Result for average daily deaths by countries query

Joining tables

Let’s add two new tables “Courses” and “Offers”. This should be possible either by manually creating tables and adding records, or by making a table utilizing CSV file. I will show how to perform join in DuckDB.

Here are the structure and data of two tables.

Courses:

Courses table

Offers:

Offers table

Now let’s join those two tables:


print(dbGetQuery(con, "SELECT C.COURSENO, C.CRSDESC, O.OFFTERM, O.OFFYEAR FROM COURSES C JOIN OFFERS O ON C.COURSENO=O.COURSENO;"))

Join on Courses and Offers table

Let’s add some aggregate functions to the join operation:



print(dbGetQuery(con, "SELECT SRC.COURSENO, SRC.CRSDESC, SRC.OFFTERM, SRC.OFFYEAR, COUNT(*) AS OFFERING_COUNT FROM (SELECT C.COURSENO AS COURSENO, C.CRSDESC AS CRSDESC, O.OFFTERM AS OFFTERM,  O.OFFYEAR AS OFFYEAR FROM COURSES C JOIN OFFERS O ON C.COURSENO=O.COURSENO) SRC GROUP BY COURSENO, CRSDESC, OFFTERM, OFFYEAR ORDER BY OFFERING_COUNT DESC;"))

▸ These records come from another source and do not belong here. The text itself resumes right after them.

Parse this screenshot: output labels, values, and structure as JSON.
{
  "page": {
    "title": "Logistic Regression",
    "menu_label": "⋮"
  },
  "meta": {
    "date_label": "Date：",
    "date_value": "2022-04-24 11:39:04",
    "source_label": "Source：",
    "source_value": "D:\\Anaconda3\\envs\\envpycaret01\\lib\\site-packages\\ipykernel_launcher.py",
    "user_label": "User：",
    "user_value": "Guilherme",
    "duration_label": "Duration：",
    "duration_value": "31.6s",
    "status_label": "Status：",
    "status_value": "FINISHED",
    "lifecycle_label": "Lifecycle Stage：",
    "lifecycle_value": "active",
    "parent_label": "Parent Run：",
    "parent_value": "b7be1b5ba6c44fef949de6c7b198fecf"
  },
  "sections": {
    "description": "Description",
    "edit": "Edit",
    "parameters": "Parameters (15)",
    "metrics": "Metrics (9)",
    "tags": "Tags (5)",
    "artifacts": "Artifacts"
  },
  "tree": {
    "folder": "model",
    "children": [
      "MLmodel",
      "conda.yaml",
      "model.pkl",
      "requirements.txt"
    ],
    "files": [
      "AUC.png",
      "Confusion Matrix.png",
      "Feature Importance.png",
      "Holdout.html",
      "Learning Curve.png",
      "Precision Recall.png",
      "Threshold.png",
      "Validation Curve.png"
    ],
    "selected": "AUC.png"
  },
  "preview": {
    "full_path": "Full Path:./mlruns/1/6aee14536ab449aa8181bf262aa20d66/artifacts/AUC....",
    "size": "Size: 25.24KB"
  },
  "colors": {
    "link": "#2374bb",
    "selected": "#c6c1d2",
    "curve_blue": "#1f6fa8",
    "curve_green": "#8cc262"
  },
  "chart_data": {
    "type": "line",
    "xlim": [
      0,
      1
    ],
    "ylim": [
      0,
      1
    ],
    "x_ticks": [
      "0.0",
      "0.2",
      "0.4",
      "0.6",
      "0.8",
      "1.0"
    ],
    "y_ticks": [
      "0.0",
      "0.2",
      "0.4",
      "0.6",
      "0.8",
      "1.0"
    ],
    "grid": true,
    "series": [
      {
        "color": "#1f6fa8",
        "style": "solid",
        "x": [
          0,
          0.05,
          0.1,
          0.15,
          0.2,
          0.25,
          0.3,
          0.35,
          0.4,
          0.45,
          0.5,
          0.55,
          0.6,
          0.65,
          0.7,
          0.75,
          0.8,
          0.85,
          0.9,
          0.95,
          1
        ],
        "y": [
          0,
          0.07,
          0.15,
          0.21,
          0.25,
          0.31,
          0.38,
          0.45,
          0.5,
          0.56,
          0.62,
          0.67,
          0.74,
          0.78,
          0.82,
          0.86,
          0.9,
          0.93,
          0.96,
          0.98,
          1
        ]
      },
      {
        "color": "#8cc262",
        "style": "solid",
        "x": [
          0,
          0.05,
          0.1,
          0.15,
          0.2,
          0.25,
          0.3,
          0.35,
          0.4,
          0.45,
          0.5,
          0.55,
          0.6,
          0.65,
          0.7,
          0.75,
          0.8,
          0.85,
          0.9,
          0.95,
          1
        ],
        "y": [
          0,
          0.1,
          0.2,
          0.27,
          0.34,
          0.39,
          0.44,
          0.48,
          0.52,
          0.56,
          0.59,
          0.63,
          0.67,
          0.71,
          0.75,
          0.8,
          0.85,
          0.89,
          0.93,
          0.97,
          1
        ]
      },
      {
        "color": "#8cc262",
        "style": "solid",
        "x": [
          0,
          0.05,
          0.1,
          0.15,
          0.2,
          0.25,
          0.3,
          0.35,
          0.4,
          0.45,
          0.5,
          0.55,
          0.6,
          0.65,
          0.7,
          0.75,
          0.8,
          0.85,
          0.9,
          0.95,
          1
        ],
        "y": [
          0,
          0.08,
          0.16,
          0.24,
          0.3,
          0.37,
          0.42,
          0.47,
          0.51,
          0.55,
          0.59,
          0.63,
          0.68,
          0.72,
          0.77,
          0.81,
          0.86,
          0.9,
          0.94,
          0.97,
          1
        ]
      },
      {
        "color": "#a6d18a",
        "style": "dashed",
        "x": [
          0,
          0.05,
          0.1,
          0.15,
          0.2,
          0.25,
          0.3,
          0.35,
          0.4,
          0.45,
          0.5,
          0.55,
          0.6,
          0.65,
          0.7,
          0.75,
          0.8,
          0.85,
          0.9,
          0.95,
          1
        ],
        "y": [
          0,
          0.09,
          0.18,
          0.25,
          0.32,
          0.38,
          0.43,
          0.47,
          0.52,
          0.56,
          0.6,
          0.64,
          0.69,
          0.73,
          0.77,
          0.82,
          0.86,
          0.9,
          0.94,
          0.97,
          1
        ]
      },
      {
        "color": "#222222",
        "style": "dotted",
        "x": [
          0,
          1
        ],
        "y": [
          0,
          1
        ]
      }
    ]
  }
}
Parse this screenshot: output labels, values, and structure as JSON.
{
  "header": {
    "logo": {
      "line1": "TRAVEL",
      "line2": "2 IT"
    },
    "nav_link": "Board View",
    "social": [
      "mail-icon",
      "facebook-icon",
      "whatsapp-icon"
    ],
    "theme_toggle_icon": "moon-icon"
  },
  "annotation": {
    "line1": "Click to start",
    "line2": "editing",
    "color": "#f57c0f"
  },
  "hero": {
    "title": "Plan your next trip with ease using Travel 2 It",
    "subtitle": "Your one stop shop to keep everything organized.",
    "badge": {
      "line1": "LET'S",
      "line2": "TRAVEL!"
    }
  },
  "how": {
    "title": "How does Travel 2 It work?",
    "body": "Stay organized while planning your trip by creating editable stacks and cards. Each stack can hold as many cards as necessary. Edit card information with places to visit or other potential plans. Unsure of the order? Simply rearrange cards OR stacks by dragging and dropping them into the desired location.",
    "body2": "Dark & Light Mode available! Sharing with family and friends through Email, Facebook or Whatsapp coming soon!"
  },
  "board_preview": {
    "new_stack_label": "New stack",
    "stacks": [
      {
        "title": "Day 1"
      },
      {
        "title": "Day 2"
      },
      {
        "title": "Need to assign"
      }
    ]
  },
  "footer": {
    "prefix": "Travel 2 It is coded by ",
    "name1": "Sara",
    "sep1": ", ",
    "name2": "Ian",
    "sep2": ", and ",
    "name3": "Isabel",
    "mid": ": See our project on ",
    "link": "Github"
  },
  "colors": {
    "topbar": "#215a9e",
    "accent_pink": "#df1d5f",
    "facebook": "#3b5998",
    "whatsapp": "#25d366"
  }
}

Join query result on Courses and Offers table with aggregate functions

Some benchmarks

Inserting 50000 records in the table

Inserting 50000 records in the table

Inner Join

Inner Join

Inner Join with aggregation and group by for few records

Inner Join with aggregation and group by for few records

Aggregate function with the group by for large data

Aggregate function with the group by for large data

Complex COUNT query

Complex COUNT query

Summary

These days, a lot of people perform data analysis tasks by using languages like R and Python. Using libraries Pandas and dplyr is pretty common. DuckDB makes it easy to perform data analysis tasks with SQL in a local development environment.

Hope you enjoyed the article! Feel free to comment or share.